FTX and its main rival Binance are two of the largest exchanges. FTX was founded by 30-year-old Sam Bankman-Fried (‘SBF’), a prominent crypto personality who has donated to political campaigns, partnered with celebrities and promised to give away most of his wealth to charitable causes. Binance is run by Changpeng Zhao (‘CZ’), another prominent industry player.
What went wrong?
Traditionally, exchanges don’t do much more than what their name suggests: exchange money, and profit by charging transaction fees.
In the U.S, there are strict rules restricting currency exchanges from ‘leveraging’ customers’ money (using it to borrow and invest more money).
However, these rules don’t neatly apply to crypto exchanges. They are often based outside the U.S. (FTX is primarily based in the Bahamas) to reduce regulator oversight, and relatively little is known about their financial structures.
On 2 November, a report by crypto news site CoinDesk, and since partially confirmed by SBF, claimed FTX was taking risks with its customers’ money.
The report said a company owned by SBF, Alameda Research, was holding billions worth of FTX’s customers’ money (in the form of FTX’s own cryptocurrency FTT). Alameda used that to borrow and invest in risky projects.
This raised fears about whether FTX could afford to pay back all its customers if something went wrong and the value of FTT fell.
Last week, those fears became a reality very quickly.
On 6 November, rival exchange Binance announced it was selling all the FTT it owned, implying it lacked confidence in FTX.
Then on 8 November, Binance said it would save FTX by acquiring it.
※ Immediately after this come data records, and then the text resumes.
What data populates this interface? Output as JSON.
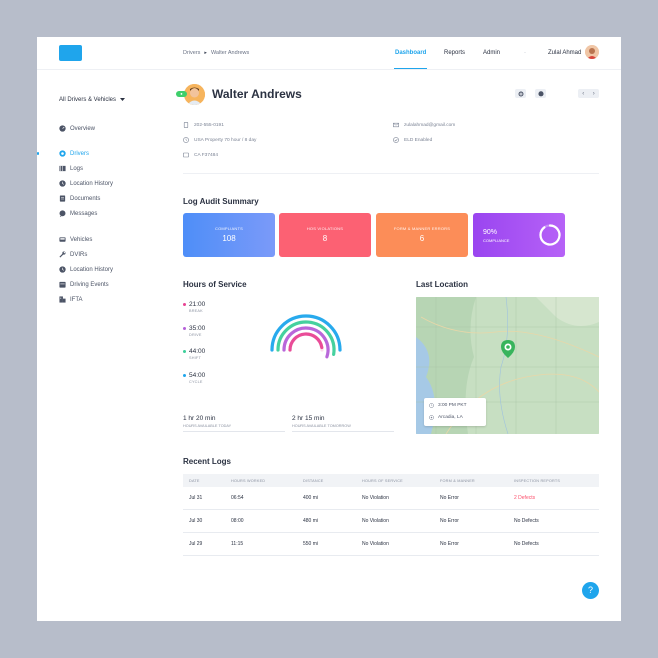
{
  "header": {
    "breadcrumb": [
      "Drivers",
      "Walter Andrews"
    ],
    "breadcrumb_separator": "▸",
    "nav": [
      "Dashboard",
      "Reports",
      "Admin"
    ],
    "nav_more": "·",
    "user_name": "Zulal Ahmad"
  },
  "sidebar": {
    "fleet_select": "All Drivers & Vehicles",
    "items": [
      {
        "label": "Overview",
        "icon": "dashboard-icon"
      },
      {
        "label": "Drivers",
        "icon": "drivers-icon",
        "active": true
      },
      {
        "label": "Logs",
        "icon": "logs-icon"
      },
      {
        "label": "Location History",
        "icon": "location-history-icon"
      },
      {
        "label": "Documents",
        "icon": "documents-icon"
      },
      {
        "label": "Messages",
        "icon": "messages-icon"
      },
      {
        "label": "Vehicles",
        "icon": "vehicle-icon"
      },
      {
        "label": "DVIRs",
        "icon": "wrench-icon"
      },
      {
        "label": "Location History",
        "icon": "location-history-icon"
      },
      {
        "label": "Driving Events",
        "icon": "events-icon"
      },
      {
        "label": "IFTA",
        "icon": "ifta-icon"
      }
    ]
  },
  "profile": {
    "status": "●",
    "name": "Walter Andrews",
    "phone": "202-555-0191",
    "cycle": "USA Property 70 hour / 8 day",
    "license": "CA F37484",
    "email": "zulalahmad@gmail.com",
    "eld": "ELD Enabled"
  },
  "log_audit": {
    "title": "Log Audit Summary",
    "cards": [
      {
        "label": "COMPLIANTS",
        "value": "108"
      },
      {
        "label": "HOS VIOLATIONS",
        "value": "8"
      },
      {
        "label": "FORM & MANNER ERRORS",
        "value": "6"
      }
    ],
    "compliance_value": "90%",
    "compliance_label": "COMPLIANCE",
    "compliance_fraction": 0.9
  },
  "hours_of_service": {
    "title": "Hours of Service",
    "items": [
      {
        "time": "21:00",
        "label": "BREAK",
        "color": "#e84393",
        "fraction": 0.45
      },
      {
        "time": "35:00",
        "label": "DRIVE",
        "color": "#b560d8",
        "fraction": 0.6
      },
      {
        "time": "44:00",
        "label": "SHIFT",
        "color": "#3ccf9a",
        "fraction": 0.55
      },
      {
        "time": "54:00",
        "label": "CYCLE",
        "color": "#1fa5ec",
        "fraction": 0.5
      }
    ],
    "available_today": "1 hr 20 min",
    "available_today_label": "HOURS AVAILABLE TODAY",
    "available_tomorrow": "2 hr 15 min",
    "available_tomorrow_label": "HOURS AVAILABLE TOMORROW"
  },
  "last_location": {
    "title": "Last Location",
    "time": "3:00 PM PKT",
    "place": "Arcadia, LA"
  },
  "recent_logs": {
    "title": "Recent Logs",
    "columns": [
      "DATE",
      "HOURS WORKED",
      "DISTANCE",
      "HOURS OF SERVICE",
      "FORM & MANNER",
      "INSPECTION REPORTS"
    ],
    "rows": [
      [
        "Jul 31",
        "06:54",
        "400 mi",
        "No Violation",
        "No Error",
        "2 Defects"
      ],
      [
        "Jul 30",
        "08:00",
        "480 mi",
        "No Violation",
        "No Error",
        "No Defects"
      ],
      [
        "Jul 29",
        "11:15",
        "550 mi",
        "No Violation",
        "No Error",
        "No Defects"
      ]
    ]
  },
  "help": "?",
  "colors": {
    "accent": "#1fa5ec",
    "danger": "#fc4f6b",
    "success": "#3ecf6b"
  }
}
The next day, it cancelled that plan, suggesting FTX’s financial problems were too big for it to fix.
That triggered a panic. In the space of a few days, customers tried to pull out billions from FTX, but FTX didn’t have enough ‘liquidity’ (access to funds) to meet this demand. On Friday, it filed for bankruptcy, a legal status which gives it more time to figure out how to pay its debts.
SBF resigned a short time after he had sought to assure customers and investors that FTX’s U.S. arm was “fine”. In a Twitter thread, he said he “fucked up, and should have done better”.
What happens now?
It’s unclear whether FTX’s customers or its investors will get their money back. A new CEO, who has experience dealing with companies in financial turmoil, has been appointed to oversee the bankruptcy process.
Authorities in the U.S. and the Bahamas are investigating whether any of FTX’s behaviour violated laws. SBF’s whereabouts are uncertain, but he told news agency Reuters he was still in the Bahamas.
There are fears FTX’s collapse will lead to a broader loss of confidence in crypto companies.
Rival companies Binance, Robinhood, and Coinbase have received more funds in the short-term as customers moved away from FTX. However, Binance’s CEO CZ warned it should not be viewed as a “win”.
“User confidence is severely shaken. Regulators will scrutinise exchanges ever more,” he said. He also denied Binance’s actions throughout the week were part of a “master plan” to destroy its competitor.